Para sustentar a tese de que a clonagem era a salvação da lavoura, a Record encomendou uma pesquisa qualitativa para o Ibope. O resultado, apresentado em uma solene exibição de slides, apontava pontos negativos e positivos no "Jornal Record". Não havia, porém, nenhuma veredicto definitivo na pesquisa indicando a clonagem como solução para o programa decolar. "A pesquisa apontou várias falhas. Entre elas, que o cenário novo, que já era parecido com o da Globo, era muito ruim", conta Boris, com a pesquisa em punho, nesta entrevista exclusiva pata o Portal IMPRENSA. Diante da contundente negativa do âncora, a emissora começou a convidar, sem cerimônia, outros jornalistas para o seu lugar, entre eles a dupla William Bonner e Fátima Bernardes.

A queda de braço durou até o último dia 30 de dezembro, quando Boris foi informado pelo Bispo Honorilton Gonçalves que seu contrato seria rescindido. "Naquela noite, eu, a Salete Lemos e o Dácio Nitrini fomos impedidos de apresentar o jornal", desabafa.
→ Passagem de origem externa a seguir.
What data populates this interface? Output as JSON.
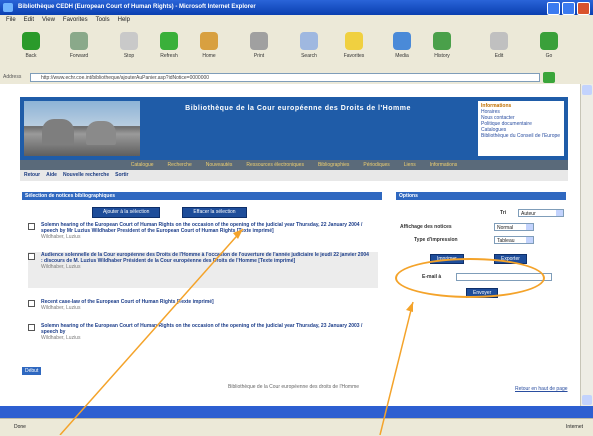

Apesar do divórcio litigioso com a Record, Boris duvida da tese de que sua dispensa decorreu de pressões políticas do presidente Lula, aliado do Bispo Marcelo Crivela nas eleições cariocas. Mesmo assim, ele conta que um diretor comercial da emissora tentou emplacar um slogan do governo - "Brasil, um país de todos" - no pé de um anúncio institucional do "Jornal da Record". A entrevista completa você encontra na próxima edição da Revista IMPRENSA. Com a palavra, Boris Casoy:

Portal Imprensa - A pesquisa do Ibope, que teria apontado diversos problemas no "Jornal da Record", como lentidão e excesso de opinião, foi decisiva para a estratégia de clonar o "Jornal Nacional"?
Boris Casoy -
Em primeiro lugar, eu coloco em dúvida a metodologia da pesquisa aplicada. Trata-se de uma pesquisa de mercado auxiliar e ligeira, que sofre contestação científica. Nós combinamos um tipo de pesquisa e a Record fez outro. Os resultados não apontam para nada disso. A pesquisa de fato mostrou várias falhas, entre elas que o cenário novo, que já era parecido com o da Globo, era muito ruim. E sugeriu que se melhorasse a reportagem e novos correspondentes internacionais fossem contratados.